Closed migurski closed 8 years ago
What do you think about having a semi-secret "timeout" parameter on the source that specifies how long the caching process should take? Throwing stuff that is expected to take a long time into another queue (or having them run less frequently) can be another ticket?
The tricky part is the way it interacts with the timeouts on EC2 machines in an auto-scaling group. Those are outside of the code and defined as three hours, so we need to figure out a smarter way to determine when the queue is empty and machines can be killed off.
Details on workers here: https://github.com/openaddresses/machine/blob/master/docs/components.md#worker
One thing I have considered is the use of a persistent store to track number of current workers working on current things, which should make it easier to track actual processing time.

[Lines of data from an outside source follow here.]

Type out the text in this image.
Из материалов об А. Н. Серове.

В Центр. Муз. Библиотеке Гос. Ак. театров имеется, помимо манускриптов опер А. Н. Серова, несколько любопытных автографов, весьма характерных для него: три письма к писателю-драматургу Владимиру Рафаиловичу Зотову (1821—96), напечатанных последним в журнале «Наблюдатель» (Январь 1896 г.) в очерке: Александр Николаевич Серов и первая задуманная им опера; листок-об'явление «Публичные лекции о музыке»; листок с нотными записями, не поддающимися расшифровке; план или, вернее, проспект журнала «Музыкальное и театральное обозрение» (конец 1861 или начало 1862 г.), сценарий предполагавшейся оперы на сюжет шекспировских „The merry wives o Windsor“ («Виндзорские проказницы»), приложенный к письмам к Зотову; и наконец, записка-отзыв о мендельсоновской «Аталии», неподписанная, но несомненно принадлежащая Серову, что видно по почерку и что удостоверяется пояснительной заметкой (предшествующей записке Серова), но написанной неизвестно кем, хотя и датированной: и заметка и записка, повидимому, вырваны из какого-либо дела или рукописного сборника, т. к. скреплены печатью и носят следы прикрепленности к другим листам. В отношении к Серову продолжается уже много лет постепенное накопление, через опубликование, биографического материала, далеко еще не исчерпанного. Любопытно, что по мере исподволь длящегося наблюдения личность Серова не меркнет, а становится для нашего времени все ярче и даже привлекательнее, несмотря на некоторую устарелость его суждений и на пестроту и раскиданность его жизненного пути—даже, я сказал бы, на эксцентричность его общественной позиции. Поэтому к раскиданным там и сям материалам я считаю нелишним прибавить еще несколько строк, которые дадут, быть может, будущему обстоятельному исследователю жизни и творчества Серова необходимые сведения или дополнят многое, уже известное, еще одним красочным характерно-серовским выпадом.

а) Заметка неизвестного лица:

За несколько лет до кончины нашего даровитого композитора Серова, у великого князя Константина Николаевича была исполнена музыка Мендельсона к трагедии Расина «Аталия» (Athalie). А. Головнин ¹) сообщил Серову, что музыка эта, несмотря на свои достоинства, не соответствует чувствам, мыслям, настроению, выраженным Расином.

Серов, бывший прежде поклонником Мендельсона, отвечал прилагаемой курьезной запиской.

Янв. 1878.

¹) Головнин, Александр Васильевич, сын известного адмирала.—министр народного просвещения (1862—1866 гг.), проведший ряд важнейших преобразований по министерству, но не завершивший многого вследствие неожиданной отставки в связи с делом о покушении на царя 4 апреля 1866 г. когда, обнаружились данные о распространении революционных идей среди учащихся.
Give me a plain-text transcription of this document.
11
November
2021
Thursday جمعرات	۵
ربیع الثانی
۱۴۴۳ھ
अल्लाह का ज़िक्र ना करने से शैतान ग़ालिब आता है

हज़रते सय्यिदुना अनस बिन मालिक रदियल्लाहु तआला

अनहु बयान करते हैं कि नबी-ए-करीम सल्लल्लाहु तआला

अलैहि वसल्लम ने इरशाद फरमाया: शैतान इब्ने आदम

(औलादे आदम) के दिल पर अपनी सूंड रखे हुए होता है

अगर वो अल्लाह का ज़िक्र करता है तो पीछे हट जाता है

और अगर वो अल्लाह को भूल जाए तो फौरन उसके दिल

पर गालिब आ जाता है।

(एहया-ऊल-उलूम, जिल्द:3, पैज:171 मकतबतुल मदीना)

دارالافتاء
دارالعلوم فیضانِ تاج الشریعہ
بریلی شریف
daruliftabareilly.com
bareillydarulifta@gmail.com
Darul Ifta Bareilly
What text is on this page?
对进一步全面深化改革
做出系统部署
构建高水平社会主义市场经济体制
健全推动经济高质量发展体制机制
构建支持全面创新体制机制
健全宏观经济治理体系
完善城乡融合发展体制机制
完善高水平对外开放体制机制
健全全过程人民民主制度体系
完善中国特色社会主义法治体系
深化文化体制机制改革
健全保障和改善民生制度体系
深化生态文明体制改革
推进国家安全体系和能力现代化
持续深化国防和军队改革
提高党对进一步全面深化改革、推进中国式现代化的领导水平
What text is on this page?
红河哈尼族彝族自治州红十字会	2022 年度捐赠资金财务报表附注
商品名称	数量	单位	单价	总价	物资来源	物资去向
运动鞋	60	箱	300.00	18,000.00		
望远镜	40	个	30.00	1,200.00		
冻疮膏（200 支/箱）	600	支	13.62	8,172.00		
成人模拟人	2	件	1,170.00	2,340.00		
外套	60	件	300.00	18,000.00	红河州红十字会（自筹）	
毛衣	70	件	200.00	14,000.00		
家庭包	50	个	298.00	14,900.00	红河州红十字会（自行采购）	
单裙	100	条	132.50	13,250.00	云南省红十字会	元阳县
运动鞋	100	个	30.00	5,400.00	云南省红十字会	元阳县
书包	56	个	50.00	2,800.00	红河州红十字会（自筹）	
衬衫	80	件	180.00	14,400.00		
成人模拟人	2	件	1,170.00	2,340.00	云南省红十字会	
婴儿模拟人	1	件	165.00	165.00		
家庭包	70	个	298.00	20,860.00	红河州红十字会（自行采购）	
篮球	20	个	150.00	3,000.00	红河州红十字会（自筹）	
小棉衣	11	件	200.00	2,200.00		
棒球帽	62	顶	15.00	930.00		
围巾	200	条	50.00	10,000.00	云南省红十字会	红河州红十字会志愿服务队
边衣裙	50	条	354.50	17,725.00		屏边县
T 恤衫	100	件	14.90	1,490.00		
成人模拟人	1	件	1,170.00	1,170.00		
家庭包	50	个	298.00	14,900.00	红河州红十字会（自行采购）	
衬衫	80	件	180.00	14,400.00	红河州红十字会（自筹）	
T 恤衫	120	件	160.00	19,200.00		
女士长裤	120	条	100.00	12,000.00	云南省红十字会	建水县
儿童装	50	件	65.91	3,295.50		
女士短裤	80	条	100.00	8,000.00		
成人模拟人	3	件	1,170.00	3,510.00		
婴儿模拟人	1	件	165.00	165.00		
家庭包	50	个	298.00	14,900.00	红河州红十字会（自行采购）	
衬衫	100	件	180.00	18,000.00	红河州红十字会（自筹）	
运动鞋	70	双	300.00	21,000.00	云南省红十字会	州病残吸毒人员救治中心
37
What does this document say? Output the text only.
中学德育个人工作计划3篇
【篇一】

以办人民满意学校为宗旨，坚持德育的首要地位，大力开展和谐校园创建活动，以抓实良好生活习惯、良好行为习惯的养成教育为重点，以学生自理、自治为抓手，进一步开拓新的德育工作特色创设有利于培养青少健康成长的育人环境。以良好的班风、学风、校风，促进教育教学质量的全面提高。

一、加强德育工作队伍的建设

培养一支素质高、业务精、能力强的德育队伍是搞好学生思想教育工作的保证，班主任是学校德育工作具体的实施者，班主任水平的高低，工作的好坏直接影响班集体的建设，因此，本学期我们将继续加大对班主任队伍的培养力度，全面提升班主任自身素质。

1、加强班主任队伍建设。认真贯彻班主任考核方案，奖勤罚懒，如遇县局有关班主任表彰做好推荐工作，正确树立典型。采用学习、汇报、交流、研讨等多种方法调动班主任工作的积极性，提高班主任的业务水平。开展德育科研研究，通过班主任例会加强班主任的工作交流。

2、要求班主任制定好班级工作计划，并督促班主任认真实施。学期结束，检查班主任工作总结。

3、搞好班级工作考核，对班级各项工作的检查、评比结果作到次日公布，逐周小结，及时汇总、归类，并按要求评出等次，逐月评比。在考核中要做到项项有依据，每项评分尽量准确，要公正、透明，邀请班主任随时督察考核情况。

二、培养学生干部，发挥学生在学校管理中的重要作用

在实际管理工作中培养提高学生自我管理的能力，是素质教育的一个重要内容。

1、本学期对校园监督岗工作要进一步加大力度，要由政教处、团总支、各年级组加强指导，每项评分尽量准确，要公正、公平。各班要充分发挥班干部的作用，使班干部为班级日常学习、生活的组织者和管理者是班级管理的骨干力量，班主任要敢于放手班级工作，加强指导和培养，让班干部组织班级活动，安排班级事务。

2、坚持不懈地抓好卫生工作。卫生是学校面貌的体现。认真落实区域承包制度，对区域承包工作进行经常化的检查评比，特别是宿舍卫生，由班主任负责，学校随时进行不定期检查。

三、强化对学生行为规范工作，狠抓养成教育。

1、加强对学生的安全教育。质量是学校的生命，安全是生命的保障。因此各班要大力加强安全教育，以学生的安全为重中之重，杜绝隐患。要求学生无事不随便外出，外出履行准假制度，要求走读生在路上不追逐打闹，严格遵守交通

That would need to happen someplace inside here, possibly using a thread or signal to send pings: https://github.com/openaddresses/machine/blob/master/openaddr/ci/worker.py#L55-L68
If we put these tasks on Amazon's SQS we could use the length of the SQS queue to determine how many machines to spool up in the Auto Scaling Group.
We already do that. The hard part is figuring when it’s safe to spin them down.
FYI, scaling group is defined here: https://console.aws.amazon.com/ec2/autoscaling/home?region=us-east-1#AutoScalingGroups:id=CI+Workers+2.x;view=policies
Gotcha. I thought we were using Postgres for queueing.
There's some interesting tidbits in this article about auto-scaling Jenkins workers within an ASG: http://sysadvent.blogspot.com/2015/12/day-21-dynamically-autoscaling-jenkins.html
Basically, instead of watching external indicators like the SQS length, the worker could push information about the number of running tasks to CloudWatch, which the ASG could use to trigger scaling events.
You’re right, we do use Postgres, but we also use the size of the queue to determine when to spin things up. Does SQS offer some advantage here, for example a way to show queued items that are being worked on? I haven't figured out a way to make that work well with the extremely long job times we have; most queuing systems seem to assume fast runs and fast retries.
I think we’re thinking about the same thing though, with workers keeping Cloudwatch informed about the current size of the pool.
…maybe through the addition of a fourth cloudwatch metric, something like current work
: https://console.aws.amazon.com/cloudwatch/home?region=us-east-1#metrics:metricFilter=Pattern%253Dopenaddr.ci
Yep, as I'm reading more of your doc (which is great, by the way) I'm seeing you're going for the same thing as what I'm thinking about.
In theory the worker should know that it's still working on something. On SQS, you keep extending the visibility timeout on the task being worked on and look at the "in flight" metrics in Cloud Watch. In our current system, we would just throw an "active workers" counter in Cloud Watch. (You just posted this as a comment as I was typing :smile:)
In either case, we would want to scale up when "available tasks" is above zero and scale down when "active workers" is zero. And then you also want to leave worker machines up for an hour (because AWS billing rounds to the hour).
Might be time to look into SQS again. One reason we avoided it was to make automated testing easier, but this might be a big advantage. Right now, we scale down when “available tasks” has been zero for longer than the default job timeout, which is not great.
…but probably adding a fourth metric that combines queued tasks and current work would be better. Scale down when it’s been at zero for some amount of time.
I’ve added and deployed a heartbeat queue; it doesn’t do anything useful yet.
Verified that heartbeats are working this morning:
2016-03-03 15:47:56,740 INFO: Got heartbeat 169295: {u'worker_id': u'0x12c25ad5a641'}
2016-03-03 15:52:57,751 INFO: Got heartbeat 169296: {u'worker_id': u'0x12c25ad5a641'}
2016-03-03 15:57:09,446 INFO: Got heartbeat 169319: {u'worker_id': u'0x64dc7437469'}
2016-03-03 15:57:56,525 INFO: Got heartbeat 169320: {u'worker_id': u'0x12c25ad5a641'}
2016-03-03 16:02:08,700 INFO: Got heartbeat 169369: {u'worker_id': u'0x64dc7437469'}
2016-03-03 16:07:09,050 INFO: Got heartbeat 169370: {u'worker_id': u'0x64dc7437469'}
Next step is to add a table where we can see those over time, and use that to populate a new Cloudwatch metric.
Making progress, got the new heartbeats table up and deployed. Next step will be to tighten up the timing on the worker loop and to start pushing data about the worker count someplace useful.
Going to let this sit for the weekend to accumulate some data and to see how the end of a batch run looks in the metrics; it might soon be possible to switch to driving auto-scaling behavior from the new expected results
metric, a simple sum of queued tasks and active workers.
Cloudwatch active workers
metric can now determine the end of a batch set, so the timeout value can be decoupled from the autoscale shrink configuration.
Certain country- and state-wide sources routinely take longer than three hours to process. There should be a way to run these, either manually or on some other, slower queue.